At what velocity should he throw the bag and how far from the house is he standing when he throws the bag in the following case?
A boy wants to throw a bag of candy into the open window of his girlfriend's bedroom 10 m above. It just reaches the window when he throws the love gift at 60.0 degree to the ground.
I think justaguide meant to use V*sin60 in the first calculation so all the values are vertical ones.
At the top of the trajectory when it "just" gets into the window it will have 0 vertical velocity (Vf) and had an initial vertical velocity (Vi) = V*sin60.
Using Vf^2 - Vi^2 = 2*a*d
=> 0 - (V*sin60)^2 = 2*-9.8*10
minus signs drop from both sides and divide by (sin60)^2 =.75
=> V^2 = 2*9.8*10/.75 V^2 = 261.3
so V = 16.16 m/sec
Using a = (Vf-Vi)/t solve for t to get t = (Vf-Vi)/a
and again using only vertical values/components
=> t = (0 - 16.16*(sin60)) /-9.8
it takes 1.428 seconds to reach the window.
so now using only the horizontal component of the throwing velocity V*cos60 you can use the Vavg = d/t to find the horizontal distance he is standing from the window.
V = d/t solve for d
d = V * t = 16.16(cos60) * 1.428 = 11.5 m
he is standing 11.5 m from the window.
Generally with trajectories the peak hieght of the trajectory is about half the height it would reach if there was no gravity at all.
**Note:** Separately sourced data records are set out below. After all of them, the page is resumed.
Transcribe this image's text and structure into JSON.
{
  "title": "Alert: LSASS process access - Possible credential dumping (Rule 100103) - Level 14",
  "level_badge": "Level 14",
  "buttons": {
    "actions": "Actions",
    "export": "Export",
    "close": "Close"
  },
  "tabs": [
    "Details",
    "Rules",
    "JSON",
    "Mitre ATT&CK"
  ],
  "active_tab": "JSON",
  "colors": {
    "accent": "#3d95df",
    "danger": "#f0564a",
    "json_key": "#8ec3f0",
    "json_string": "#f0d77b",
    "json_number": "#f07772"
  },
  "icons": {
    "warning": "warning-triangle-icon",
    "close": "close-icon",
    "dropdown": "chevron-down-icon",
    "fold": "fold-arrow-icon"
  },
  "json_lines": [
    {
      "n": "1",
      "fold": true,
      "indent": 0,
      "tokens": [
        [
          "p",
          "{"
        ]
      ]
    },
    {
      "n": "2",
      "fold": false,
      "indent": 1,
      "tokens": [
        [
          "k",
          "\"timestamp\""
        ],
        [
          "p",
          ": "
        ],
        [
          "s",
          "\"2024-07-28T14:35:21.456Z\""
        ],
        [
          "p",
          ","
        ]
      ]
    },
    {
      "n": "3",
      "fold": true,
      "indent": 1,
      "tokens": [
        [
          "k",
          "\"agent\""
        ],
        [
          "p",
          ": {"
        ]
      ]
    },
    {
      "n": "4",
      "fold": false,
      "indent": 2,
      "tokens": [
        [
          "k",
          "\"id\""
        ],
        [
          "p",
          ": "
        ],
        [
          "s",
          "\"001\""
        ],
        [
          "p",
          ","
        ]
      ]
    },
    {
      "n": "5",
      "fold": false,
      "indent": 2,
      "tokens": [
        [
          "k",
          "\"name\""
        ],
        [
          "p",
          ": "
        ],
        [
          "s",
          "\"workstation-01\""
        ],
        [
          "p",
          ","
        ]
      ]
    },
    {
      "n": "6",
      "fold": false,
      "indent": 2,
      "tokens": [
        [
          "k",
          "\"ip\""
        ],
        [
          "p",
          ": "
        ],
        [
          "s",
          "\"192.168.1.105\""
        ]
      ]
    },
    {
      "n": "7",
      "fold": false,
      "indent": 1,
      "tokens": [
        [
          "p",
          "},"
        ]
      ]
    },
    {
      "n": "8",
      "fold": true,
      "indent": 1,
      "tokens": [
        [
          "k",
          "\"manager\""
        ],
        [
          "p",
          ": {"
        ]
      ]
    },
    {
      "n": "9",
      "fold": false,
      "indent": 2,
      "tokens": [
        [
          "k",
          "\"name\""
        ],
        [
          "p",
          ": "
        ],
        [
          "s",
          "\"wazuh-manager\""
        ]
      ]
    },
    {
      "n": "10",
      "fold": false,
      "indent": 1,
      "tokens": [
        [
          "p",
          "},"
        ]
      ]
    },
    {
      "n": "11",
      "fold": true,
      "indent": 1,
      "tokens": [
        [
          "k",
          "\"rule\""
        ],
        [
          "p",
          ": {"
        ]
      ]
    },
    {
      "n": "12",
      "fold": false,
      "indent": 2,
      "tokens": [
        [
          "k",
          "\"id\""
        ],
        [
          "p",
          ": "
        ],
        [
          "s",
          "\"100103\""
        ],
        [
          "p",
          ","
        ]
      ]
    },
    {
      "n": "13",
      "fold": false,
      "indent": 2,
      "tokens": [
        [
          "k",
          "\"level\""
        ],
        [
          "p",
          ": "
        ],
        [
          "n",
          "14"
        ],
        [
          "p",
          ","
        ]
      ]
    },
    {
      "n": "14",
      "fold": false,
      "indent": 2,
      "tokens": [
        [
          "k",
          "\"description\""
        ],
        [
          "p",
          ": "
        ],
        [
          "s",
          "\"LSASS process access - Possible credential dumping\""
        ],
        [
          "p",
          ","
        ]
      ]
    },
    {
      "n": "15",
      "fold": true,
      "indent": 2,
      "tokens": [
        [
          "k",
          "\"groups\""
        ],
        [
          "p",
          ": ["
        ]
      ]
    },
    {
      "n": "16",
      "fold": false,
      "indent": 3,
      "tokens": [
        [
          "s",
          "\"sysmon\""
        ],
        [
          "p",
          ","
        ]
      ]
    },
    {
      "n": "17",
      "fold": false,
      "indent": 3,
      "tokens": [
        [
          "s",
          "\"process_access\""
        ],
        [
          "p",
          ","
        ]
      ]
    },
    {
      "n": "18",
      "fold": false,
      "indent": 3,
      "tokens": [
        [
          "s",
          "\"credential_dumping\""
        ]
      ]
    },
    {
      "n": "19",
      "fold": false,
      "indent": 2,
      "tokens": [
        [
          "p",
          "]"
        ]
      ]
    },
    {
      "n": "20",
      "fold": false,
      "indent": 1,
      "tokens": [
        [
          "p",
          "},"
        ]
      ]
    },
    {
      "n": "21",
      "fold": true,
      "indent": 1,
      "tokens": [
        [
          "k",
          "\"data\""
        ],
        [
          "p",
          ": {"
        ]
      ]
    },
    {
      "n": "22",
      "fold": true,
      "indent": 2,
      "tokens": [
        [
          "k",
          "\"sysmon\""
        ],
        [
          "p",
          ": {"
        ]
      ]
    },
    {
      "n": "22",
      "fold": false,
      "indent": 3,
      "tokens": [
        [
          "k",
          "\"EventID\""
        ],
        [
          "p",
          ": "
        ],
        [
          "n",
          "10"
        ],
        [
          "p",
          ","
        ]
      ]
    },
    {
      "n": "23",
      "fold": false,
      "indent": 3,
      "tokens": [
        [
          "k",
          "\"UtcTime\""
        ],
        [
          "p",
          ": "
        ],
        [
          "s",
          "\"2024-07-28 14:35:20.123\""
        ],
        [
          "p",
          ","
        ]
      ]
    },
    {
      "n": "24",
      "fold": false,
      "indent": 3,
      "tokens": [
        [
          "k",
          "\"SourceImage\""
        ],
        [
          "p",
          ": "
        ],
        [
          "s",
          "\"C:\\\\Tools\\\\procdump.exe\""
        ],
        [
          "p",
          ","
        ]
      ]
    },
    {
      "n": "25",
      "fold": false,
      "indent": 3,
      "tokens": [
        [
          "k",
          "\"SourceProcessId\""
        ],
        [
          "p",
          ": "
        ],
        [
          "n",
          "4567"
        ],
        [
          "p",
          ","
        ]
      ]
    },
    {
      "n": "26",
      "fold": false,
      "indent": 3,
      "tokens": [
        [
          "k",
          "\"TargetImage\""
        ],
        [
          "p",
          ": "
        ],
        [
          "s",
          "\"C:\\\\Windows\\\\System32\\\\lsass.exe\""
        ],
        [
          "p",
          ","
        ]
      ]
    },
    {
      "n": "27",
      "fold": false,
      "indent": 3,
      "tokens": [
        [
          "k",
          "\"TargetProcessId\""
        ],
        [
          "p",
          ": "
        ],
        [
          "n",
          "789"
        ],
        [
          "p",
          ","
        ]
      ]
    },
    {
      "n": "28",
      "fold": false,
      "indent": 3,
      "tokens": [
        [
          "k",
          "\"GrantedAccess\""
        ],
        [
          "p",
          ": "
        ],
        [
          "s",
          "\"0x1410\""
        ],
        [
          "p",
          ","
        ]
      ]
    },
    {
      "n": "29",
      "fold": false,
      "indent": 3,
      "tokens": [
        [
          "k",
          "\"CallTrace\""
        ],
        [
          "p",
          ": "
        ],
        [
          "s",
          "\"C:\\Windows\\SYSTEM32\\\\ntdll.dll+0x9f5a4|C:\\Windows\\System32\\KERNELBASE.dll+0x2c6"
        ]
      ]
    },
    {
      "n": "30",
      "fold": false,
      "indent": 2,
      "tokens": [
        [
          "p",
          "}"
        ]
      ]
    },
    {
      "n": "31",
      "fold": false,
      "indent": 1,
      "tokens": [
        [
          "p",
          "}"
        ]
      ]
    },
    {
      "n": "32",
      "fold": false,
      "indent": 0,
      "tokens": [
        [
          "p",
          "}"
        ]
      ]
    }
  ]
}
So if he threw it in a straigh line (no gravity) it would hit a window 20 m high if he was standing 11.5 m away. if you draw the diagram you will see that 20 over 11.5 is very close to the tangent of 60 degrees which is a quick check to see if the answer is in the ballpark (or window as the case may be)
The boy wants to throw a bag of candy into the open window of his girl-friend's bedroom 10 m above. It reaches the window when he throws it at an angle of 60 degrees to the ground. The velocity at which the bag is thrown and the distance from the house he is standing at has to be determined.
Let the velocity at which it is thrown be V.
The vertical component of the velocity is V*sin 60 and the horizontal component is V*cos 60.
The vertical acceleration on the bag is 9.8 m/s^2 acting vertically downwards. When the bag reaches the window, the vertical velocity is 0. 0
Use the relation v^2 - u^2 = 2as.
0 - (V*sin 60)^2 = -2*9.8*10
=> V^2*0.75 = 2*9.8*10
=> V^2 = 261.33
=> V = 16.16 m/s
The bag is thrown at 16.16 m/s
The time taken by the bag to travel the 10 m is (16.16*sin 60/9.8)
The horizontal distance traveled in this time is (16.16*sin 60/9.8)*16.16*0.5 = 11.53.
The boy is standing 11.53 m from the house.